Why an agent audit trail is not just application logging

Every backend already writes logs. The instinct is to point an agent at the same pipeline and call it done. Three things make that insufficient.

The log is the evidence, and ordinary logs are editable. As one analysis of the EU AI Act's logging mandate put it, application logs "live on infrastructure someone controls. They can be edited or replaced without anyone noticing," and "if your logs can be silently altered and you can't show otherwise, their evidentiary value is zero" (Help Net Security). A log you can quietly rewrite proves nothing about an autonomous system that took actions on your behalf.

Agents are non-deterministic. The same prompt can produce a different sequence of tool calls on two different runs. Observability stacks built for deterministic services assume a request maps to a predictable path. An agent does not, which is exactly why the per-run record of what it actually chose to do matters more, not less.

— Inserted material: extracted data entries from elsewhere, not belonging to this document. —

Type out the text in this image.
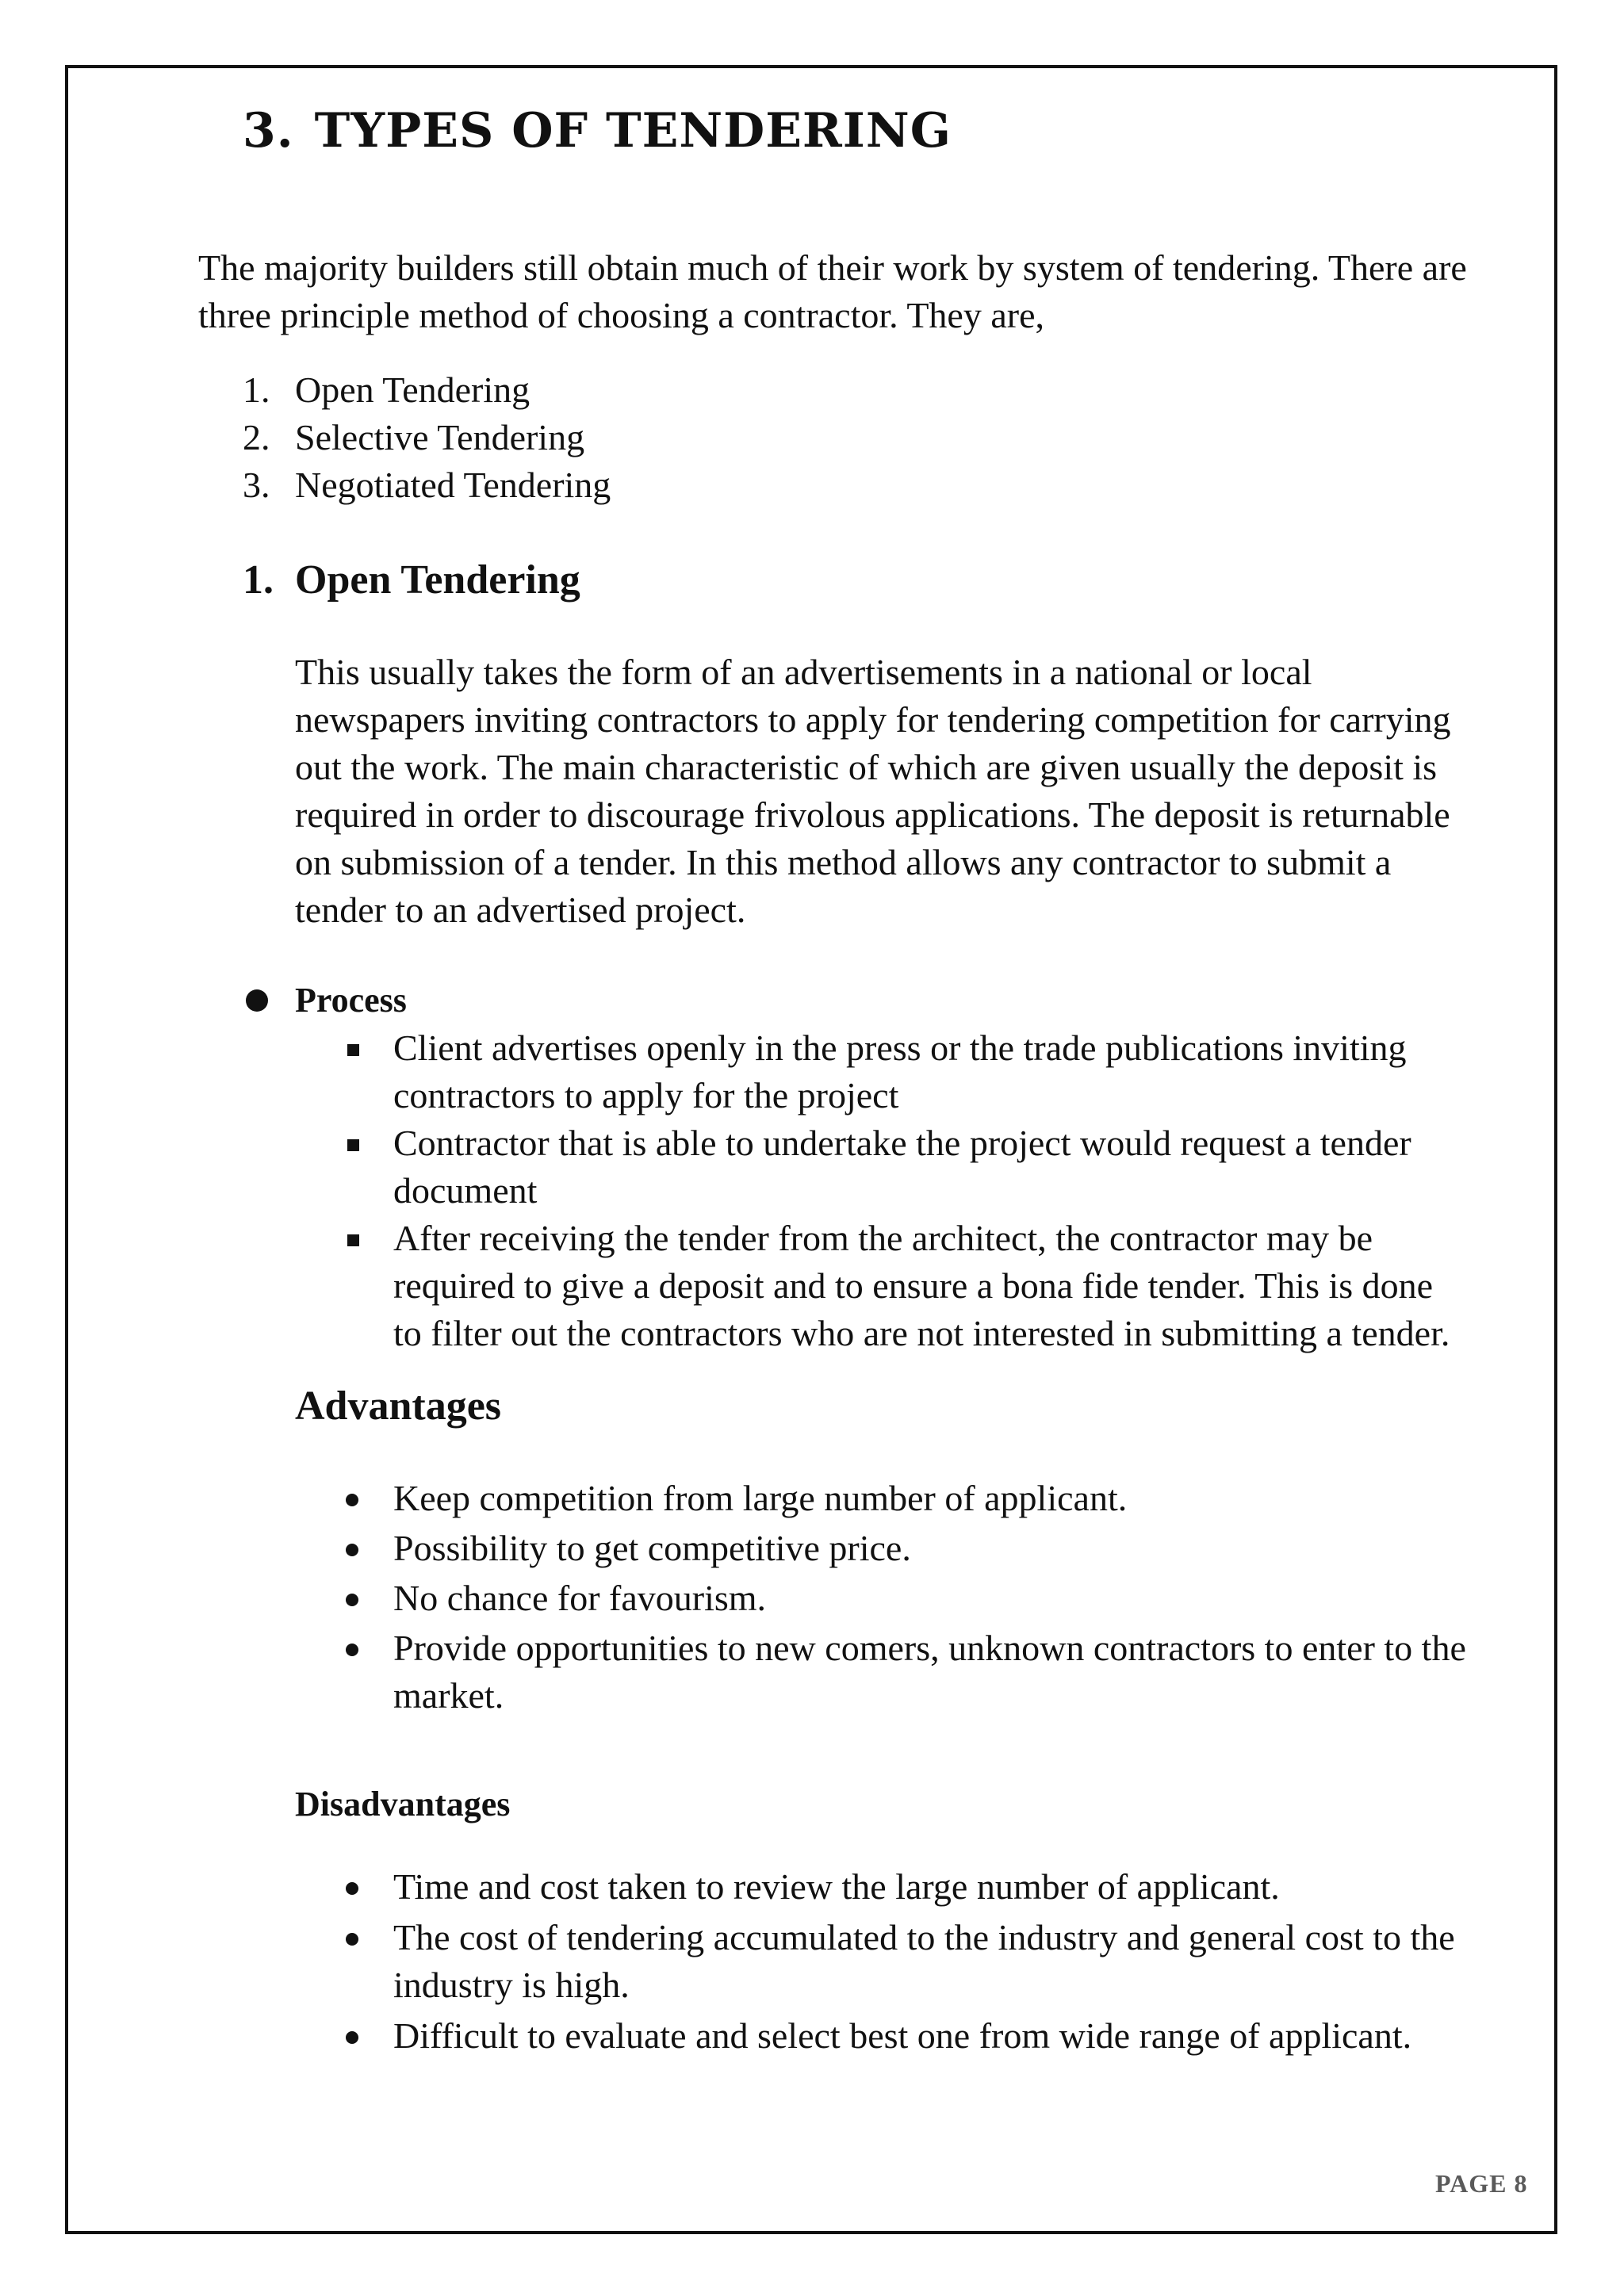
3. TYPES OF TENDERING
The majority builders still obtain much of their work by system of tendering. There are
three principle method of choosing a contractor. They are,
1. Open Tendering
2. Selective Tendering
3. Negotiated Tendering
1. Open Tendering
This usually takes the form of an advertisements in a national or local
newspapers inviting contractors to apply for tendering competition for carrying
out the work. The main characteristic of which are given usually the deposit is
required in order to discourage frivolous applications. The deposit is returnable
on submission of a tender. In this method allows any contractor to submit a
tender to an advertised project.
Process
Client advertises openly in the press or the trade publications inviting
contractors to apply for the project
Contractor that is able to undertake the project would request a tender
document
After receiving the tender from the architect, the contractor may be
required to give a deposit and to ensure a bona fide tender. This is done
to filter out the contractors who are not interested in submitting a tender.
Advantages
Keep competition from large number of applicant.
Possibility to get competitive price.
No chance for favourism.
Provide opportunities to new comers, unknown contractors to enter to the
market.
Disadvantages
Time and cost taken to review the large number of applicant.
The cost of tendering accumulated to the industry and general cost to the
industry is high.
Difficult to evaluate and select best one from wide range of applicant.
PAGE 8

The interesting events are tool calls, not page views. An agent reads a customer record, drafts an email, updates an invoice, hands off to a sub-agent. The audit-worthy moments are these actions and the decisions around them: which tool, which user asked, what was returned, what was refused. A request-and-response log of the chat endpoint captures almost none of it.

What an agent audit trail has to capture

Working back from "could you reconstruct and defend this later," an agent audit entry needs at least:

This maps onto what regulators are starting to demand. EU AI Act Article 12 frames logging around recording the events needed to identify risk situations, support post-market monitoring, and monitor operation, and it expects traceability across inputs, outputs, and the people involved. A common gap, even in mature setups, is that the log captures the action but not the decision context: the system prompt, accumulated history, and tool results that shaped the agent's choice. Without that context you can show what the agent did but not why, which is often the question being asked.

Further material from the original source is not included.